Most people, when they think of an artist’s studio are imagining a large space, perhaps with a skylight or two. Or at the very least something which will look suitably dramatic and cinemesque upon seeing it after the fact.
For every Cezanne studio museum, there is Kelly’s or calder’s. This is because no artist is thinking in terms how it will look once they are famous and gone. Calder liked most of his Paris studios because they were an easy walk to the cafes he frequented and his friends, yet slightly set back as to avoid the noise keeping him up.
Kelly’s motivation had been the even more pragmatic financial one.
Another aspect of the painter life which many give no conscious thought to is the personal visual lexicon. This ever growing vocabulary is made up of the intentional such as portraits but also the instinctual. This is the every day as encountered by the painter, not made dramatic but rather it’s beauty drawn out. Cezzanne’s apples, soutine’s elevator operator et al.
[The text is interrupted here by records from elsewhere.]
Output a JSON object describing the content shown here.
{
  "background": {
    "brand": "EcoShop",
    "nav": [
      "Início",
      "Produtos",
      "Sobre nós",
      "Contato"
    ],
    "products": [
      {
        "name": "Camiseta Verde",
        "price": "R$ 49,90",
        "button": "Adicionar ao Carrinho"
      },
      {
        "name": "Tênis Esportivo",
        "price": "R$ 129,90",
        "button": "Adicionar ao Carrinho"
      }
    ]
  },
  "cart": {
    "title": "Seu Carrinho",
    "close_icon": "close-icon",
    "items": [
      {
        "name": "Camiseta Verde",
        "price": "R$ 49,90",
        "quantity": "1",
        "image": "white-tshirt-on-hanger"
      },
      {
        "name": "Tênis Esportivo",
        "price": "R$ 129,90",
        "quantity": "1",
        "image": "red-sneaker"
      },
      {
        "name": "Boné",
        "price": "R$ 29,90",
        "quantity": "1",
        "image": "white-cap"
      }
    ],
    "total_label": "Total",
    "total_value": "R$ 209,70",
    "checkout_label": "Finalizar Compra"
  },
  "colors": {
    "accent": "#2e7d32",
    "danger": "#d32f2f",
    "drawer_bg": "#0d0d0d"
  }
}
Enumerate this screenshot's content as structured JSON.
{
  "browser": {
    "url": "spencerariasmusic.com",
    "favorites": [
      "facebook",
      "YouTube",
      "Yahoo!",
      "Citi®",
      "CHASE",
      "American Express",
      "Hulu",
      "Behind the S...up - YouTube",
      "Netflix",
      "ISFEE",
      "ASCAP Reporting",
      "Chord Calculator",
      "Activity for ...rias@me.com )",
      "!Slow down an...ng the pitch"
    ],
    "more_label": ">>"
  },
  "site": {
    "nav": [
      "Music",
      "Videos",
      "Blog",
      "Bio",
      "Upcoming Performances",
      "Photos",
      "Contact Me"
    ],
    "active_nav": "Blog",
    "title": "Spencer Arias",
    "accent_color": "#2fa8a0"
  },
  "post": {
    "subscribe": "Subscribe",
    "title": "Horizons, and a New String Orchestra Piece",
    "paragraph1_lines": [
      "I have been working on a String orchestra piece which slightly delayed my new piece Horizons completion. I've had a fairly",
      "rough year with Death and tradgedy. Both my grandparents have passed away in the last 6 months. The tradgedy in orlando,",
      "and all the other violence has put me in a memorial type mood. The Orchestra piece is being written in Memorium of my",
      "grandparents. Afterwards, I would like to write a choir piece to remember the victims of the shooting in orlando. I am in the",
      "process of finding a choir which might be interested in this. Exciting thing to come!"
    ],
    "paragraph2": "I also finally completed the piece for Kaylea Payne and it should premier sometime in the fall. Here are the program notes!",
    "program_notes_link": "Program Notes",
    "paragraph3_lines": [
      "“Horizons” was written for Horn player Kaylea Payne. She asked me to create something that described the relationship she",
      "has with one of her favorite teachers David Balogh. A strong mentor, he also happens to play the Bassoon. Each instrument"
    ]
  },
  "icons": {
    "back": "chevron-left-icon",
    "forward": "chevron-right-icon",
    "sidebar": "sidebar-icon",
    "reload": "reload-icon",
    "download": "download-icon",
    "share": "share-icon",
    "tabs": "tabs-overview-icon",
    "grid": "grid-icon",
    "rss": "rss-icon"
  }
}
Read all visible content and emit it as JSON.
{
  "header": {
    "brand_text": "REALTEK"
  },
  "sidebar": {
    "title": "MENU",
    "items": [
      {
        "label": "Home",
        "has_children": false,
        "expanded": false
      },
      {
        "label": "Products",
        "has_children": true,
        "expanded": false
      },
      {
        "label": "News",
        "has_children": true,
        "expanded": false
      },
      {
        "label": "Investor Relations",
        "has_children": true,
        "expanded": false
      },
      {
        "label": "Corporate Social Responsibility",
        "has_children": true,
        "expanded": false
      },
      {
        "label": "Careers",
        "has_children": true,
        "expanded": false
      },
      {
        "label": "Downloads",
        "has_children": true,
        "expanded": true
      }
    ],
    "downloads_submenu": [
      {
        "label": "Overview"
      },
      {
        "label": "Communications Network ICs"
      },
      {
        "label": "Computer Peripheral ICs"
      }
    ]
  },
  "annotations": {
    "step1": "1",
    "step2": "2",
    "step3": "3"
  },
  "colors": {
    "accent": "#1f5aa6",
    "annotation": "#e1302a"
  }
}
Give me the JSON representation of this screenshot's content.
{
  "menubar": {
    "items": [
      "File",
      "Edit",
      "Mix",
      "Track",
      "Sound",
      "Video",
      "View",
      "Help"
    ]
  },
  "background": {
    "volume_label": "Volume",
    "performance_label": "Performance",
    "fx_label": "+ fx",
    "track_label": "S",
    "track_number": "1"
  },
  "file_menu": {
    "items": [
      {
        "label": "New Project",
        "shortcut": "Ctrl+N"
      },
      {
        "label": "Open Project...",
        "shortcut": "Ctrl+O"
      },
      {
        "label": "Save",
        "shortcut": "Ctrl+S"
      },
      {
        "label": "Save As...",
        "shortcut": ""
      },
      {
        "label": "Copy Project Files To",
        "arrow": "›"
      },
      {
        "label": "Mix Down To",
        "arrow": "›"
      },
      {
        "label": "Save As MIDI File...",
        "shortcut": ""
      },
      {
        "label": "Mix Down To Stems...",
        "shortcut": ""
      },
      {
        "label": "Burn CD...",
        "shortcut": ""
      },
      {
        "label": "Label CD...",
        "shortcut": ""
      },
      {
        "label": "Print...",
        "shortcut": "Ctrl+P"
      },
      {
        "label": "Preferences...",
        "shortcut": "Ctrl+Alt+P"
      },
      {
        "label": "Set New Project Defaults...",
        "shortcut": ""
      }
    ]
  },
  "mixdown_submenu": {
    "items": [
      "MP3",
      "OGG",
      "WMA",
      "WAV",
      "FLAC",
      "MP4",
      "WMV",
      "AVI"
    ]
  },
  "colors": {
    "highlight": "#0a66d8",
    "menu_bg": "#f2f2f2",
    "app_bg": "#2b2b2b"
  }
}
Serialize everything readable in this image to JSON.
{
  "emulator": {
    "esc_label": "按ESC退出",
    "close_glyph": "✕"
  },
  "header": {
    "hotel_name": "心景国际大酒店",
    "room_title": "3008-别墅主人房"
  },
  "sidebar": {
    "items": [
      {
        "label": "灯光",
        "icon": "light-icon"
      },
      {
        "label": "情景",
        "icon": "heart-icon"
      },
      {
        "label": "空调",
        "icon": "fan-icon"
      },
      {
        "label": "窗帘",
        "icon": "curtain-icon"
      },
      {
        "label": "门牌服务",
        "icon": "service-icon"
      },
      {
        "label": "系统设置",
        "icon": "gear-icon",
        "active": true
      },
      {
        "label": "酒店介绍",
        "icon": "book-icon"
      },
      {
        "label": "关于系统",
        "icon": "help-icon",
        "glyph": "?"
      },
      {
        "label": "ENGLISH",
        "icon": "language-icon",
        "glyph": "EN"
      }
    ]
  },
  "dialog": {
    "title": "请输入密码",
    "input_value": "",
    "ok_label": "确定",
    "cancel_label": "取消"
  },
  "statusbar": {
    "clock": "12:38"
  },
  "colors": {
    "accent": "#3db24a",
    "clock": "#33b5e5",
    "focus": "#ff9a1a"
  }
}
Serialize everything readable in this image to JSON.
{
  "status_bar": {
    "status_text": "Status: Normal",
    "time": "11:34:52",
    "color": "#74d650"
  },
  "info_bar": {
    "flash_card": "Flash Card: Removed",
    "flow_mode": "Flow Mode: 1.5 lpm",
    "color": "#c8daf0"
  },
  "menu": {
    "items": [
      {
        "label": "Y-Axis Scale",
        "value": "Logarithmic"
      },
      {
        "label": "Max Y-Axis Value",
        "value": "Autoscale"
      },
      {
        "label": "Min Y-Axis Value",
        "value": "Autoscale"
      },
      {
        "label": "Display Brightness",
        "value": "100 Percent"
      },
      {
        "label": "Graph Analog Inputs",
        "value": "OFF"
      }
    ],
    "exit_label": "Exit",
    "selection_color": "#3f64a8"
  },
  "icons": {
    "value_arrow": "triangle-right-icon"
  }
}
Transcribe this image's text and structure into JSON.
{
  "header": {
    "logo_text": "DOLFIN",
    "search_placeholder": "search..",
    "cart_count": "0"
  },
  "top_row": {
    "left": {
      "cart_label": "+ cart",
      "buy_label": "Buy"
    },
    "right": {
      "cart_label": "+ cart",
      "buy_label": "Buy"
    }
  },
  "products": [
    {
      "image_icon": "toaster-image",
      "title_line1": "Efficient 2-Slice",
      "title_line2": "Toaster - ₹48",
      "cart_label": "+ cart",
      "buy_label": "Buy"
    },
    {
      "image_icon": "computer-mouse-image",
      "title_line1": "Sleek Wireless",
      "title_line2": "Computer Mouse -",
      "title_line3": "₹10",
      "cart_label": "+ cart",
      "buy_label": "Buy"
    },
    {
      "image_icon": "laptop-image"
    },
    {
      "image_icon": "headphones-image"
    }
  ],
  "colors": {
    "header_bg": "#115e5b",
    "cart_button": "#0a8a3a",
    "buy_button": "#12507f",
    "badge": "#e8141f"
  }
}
The painter is not bragging of the incredible life lived a la some instagrammer’s vacation or food photo. They are recording the every day encounter(s) whether it’s the view from a studio window or some utilized necessity such as hat or groceries waiting to be put away.
I had no ambitions towards this as I had been unaware of the phenomenon until I started practicing it. The concept of “draw/paint from the guts” doesn’t mean to viscerally go at it until some sort catharsis is achieved. This misconstrued point is more about conveying the true, the reality without over thinking it nor worrying about drama.
Now one of my greatest pleasure in life is capturing on paper some little thing as it is from my daily existence. As ever, serving the process has become the pay off to me.
This is my second Paris painting this year. A dessert I had meant to try for a while, which was delicious.
I used 5.5x 8.5 spiral bound canson watercolor paper 140 lb. When i first started painting i used exspensive blocks of french cotton paper. This was initially my practice paper. Although the paper’s “voice” is inherently different, I have now long used it for fully realized pieces, espcially when traveling.